Que reste-t-il des chances d’une autre hypothèse que la victoire annoncée de la droite à l’élection présidentielle? Le penchant de l’opinion à déjouer les pronostics est dans l’air du temps, pas seulement en France, on l’a vu avec la victoire de Trump aux USA. Donc rien ne peut être considéré comme définitivement plié. Le Front National est sans doute assez contrarié de la victoire de la droite réactionnaire qui peut séduire une partie de son électorat traditionnaliste. Désormais il est obligé de battre la campagne. Mais pour la Corse, rien à espérer de ce côté là, bien au contraire.

La gauche va enfin pouvoir occuper le terrain avec sa propre primaire. Elle aura quand même du mal à rivaliser avec celle de la droite à qui l’argument d’une pré-sélection du futur gagnant a assuré un franc succès de premier tour autour de l’idée de faire barrage à Nicolas Sarkozy. Mais le clivage réactivé par la victoire de Fillon entre « progressistes » et « réactionnaires » va donner un peu plus de sens à la candidature qui, finalement, émergera de la primaire à gauche.
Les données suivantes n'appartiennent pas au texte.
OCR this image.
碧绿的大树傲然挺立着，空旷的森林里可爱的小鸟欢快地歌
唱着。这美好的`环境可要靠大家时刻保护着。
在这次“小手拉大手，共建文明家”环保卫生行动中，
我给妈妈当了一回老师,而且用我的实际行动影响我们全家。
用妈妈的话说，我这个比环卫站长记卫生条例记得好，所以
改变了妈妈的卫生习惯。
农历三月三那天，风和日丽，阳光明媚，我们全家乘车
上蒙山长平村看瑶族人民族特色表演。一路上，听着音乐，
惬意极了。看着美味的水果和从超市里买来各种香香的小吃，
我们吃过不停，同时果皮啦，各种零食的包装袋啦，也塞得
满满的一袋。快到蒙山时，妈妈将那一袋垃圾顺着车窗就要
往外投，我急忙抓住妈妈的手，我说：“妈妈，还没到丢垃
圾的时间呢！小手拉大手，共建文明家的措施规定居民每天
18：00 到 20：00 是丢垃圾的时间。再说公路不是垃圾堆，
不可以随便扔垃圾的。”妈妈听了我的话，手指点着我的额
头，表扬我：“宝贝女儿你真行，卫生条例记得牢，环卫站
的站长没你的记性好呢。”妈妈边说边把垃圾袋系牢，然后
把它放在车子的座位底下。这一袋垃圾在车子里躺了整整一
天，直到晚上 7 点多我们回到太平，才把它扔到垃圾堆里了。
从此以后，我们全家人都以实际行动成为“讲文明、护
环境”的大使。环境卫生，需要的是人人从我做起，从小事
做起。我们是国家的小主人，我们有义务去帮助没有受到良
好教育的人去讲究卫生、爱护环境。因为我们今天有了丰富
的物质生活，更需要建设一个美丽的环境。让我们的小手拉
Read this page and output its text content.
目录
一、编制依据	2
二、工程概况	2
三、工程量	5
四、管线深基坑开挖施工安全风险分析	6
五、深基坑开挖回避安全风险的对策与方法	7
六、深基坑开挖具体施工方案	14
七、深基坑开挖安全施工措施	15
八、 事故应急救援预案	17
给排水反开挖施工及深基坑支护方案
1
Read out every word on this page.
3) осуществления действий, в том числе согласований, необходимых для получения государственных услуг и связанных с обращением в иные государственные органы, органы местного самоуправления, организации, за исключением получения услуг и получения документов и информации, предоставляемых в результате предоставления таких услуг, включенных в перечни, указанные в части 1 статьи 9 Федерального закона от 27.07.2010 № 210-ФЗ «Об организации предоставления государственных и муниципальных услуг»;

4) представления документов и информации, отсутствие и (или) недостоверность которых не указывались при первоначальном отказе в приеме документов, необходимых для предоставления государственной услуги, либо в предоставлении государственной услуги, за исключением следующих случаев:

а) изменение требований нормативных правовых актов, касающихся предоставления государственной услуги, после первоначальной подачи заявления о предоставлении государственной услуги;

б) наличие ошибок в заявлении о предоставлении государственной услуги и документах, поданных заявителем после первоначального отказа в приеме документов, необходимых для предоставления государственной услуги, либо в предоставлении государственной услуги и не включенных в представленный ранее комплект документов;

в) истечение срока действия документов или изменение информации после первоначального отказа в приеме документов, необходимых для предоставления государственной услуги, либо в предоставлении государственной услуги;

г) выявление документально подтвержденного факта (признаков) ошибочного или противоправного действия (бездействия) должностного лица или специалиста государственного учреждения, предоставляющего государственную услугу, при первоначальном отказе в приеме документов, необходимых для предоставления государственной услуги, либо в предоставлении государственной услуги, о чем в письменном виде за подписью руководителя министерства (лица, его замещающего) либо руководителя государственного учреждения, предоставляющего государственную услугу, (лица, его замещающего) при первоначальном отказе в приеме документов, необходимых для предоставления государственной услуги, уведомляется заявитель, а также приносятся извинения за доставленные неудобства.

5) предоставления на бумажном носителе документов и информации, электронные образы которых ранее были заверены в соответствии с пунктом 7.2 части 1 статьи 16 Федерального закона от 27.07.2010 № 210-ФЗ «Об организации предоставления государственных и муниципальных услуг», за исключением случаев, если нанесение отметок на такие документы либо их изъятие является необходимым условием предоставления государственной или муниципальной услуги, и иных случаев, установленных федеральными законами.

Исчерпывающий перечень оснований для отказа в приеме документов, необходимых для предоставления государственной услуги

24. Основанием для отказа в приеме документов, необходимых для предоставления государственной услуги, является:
Les candidatures isolées comme Emmanuel Macron s’imaginent sans doute aussi profiter de l’indocilité de l’opinion, mais leur sort sera lié à un fiasco, il est vrai tout à fait possible, de cette primaire à gauche.

Y aura-t-il au final un candidat pour porter un discours différent sur la Corse ? Rien ne le laisse penser, et l’ambiance qui prévalait en Corse lors des présidentielles de 1981, quand François Mitterrand avait promis – puis mis en œuvre – le statut particulier et l’amnistie des prisonniers politiques, ne risque pas de ressurgir.

Face au pouvoir qui sortira des urnes en mai prochain, les nationalistes devront donc avant tout conforter leurs positions. Pour cela, nous connaîtrons un premier scrutin décisif avec les élections législatives qui seront organisées immédiatement après l’élection du nouveau Président de la République. Dès maintenant, il faut s’y préparer.